O Departamento de Segurança Interna (DHS) dos Estados Unidos, sob a liderança da secretária Kristi Noem, está ampliando o uso do polígrafo para detectar vazamentos de informações. Funcionários de diversas divisões estão sendo submetidos a testes que variam de noventa minutos a quatro horas, em um ambiente considerado intimidante.

Relatos indicam que muitos dos dados vazados não são confidenciais. Os testes são realizados por uma divisão da Administração de Segurança dos Transportes (TSA), que normalmente lida com segurança em aeroportos. A convocação abrange desde altos cargos até assessores de imprensa, que têm autorização para interagir com jornalistas.

Em entrevista, Noem afirmou que suas autoridades são amplas e que pretende utilizá-las para garantir a legalidade das ações do DHS. A porta-voz do departamento, Tricia McLaughlin, declarou que a instituição não se desculpa por seus esforços para erradicar vazamentos que possam comprometer a segurança nacional.

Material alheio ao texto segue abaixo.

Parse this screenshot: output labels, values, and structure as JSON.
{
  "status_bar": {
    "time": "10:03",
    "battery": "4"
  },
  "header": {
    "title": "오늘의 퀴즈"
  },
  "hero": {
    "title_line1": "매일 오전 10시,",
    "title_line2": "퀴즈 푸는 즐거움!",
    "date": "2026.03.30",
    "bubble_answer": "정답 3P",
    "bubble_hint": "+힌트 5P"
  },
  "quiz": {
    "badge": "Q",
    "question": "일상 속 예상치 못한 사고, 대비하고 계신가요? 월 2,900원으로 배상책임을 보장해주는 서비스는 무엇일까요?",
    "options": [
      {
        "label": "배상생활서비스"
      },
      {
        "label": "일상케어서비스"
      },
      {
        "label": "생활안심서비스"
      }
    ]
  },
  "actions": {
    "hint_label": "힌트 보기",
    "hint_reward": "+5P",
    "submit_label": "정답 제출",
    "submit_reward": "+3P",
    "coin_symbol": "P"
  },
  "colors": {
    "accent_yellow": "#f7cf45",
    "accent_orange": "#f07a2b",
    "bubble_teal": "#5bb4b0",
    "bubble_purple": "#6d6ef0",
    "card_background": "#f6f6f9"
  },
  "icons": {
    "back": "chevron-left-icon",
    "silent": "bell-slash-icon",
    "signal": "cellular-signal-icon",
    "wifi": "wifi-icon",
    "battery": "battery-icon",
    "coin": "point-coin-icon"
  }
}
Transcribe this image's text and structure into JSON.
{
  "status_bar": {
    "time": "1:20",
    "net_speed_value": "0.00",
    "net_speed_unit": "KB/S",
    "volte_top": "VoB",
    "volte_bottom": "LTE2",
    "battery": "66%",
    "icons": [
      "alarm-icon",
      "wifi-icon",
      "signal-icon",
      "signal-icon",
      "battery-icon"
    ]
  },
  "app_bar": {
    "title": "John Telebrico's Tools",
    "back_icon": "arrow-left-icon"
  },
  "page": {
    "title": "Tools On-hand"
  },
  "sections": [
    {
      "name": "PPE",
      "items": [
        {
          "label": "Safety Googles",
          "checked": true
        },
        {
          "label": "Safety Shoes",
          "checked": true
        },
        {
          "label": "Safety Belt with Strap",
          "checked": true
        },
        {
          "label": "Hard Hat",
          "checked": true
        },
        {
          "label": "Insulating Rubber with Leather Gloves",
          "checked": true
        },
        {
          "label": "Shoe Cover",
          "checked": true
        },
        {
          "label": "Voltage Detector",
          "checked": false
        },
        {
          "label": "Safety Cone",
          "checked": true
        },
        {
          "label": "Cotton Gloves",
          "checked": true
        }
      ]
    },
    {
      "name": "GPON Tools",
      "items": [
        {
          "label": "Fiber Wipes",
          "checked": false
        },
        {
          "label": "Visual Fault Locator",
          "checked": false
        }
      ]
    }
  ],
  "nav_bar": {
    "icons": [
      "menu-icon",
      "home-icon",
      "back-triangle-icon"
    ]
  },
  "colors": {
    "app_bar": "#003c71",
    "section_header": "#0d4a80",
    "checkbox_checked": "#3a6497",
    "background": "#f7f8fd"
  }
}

Funcionários relataram que nunca viram o polígrafo ser utilizado dessa forma em administrações anteriores. A falta de clareza nos critérios de seleção para os testes gerou um clima de arbitrariedade e intimidação. Alguns funcionários foram colocados em licença administrativa após os exames, enquanto outros optaram por pedir demissão.

A vice-diretora da Agência de Imigração e Alfândega (ICE), Madison Sheahan, é mencionada como alguém que ameaça funcionários com testes de polígrafo. O diretor interino da Agência Federal de Gestão de Emergências (FEMA), Cameron Hamilton, foi submetido ao exame após o vazamento de informações sobre uma reunião com Noem e Lewandowski, sendo demitido logo depois.

Além disso, o FBI também aplicou testes de polígrafo em funcionários suspeitos de vazamentos, como parte de uma ofensiva do Departamento de Justiça. O secretário de Defesa, Pete Hegseth, também teria ameaçado líderes militares com o uso do polígrafo, embora não se saiba se os testes foram efetivamente realizados.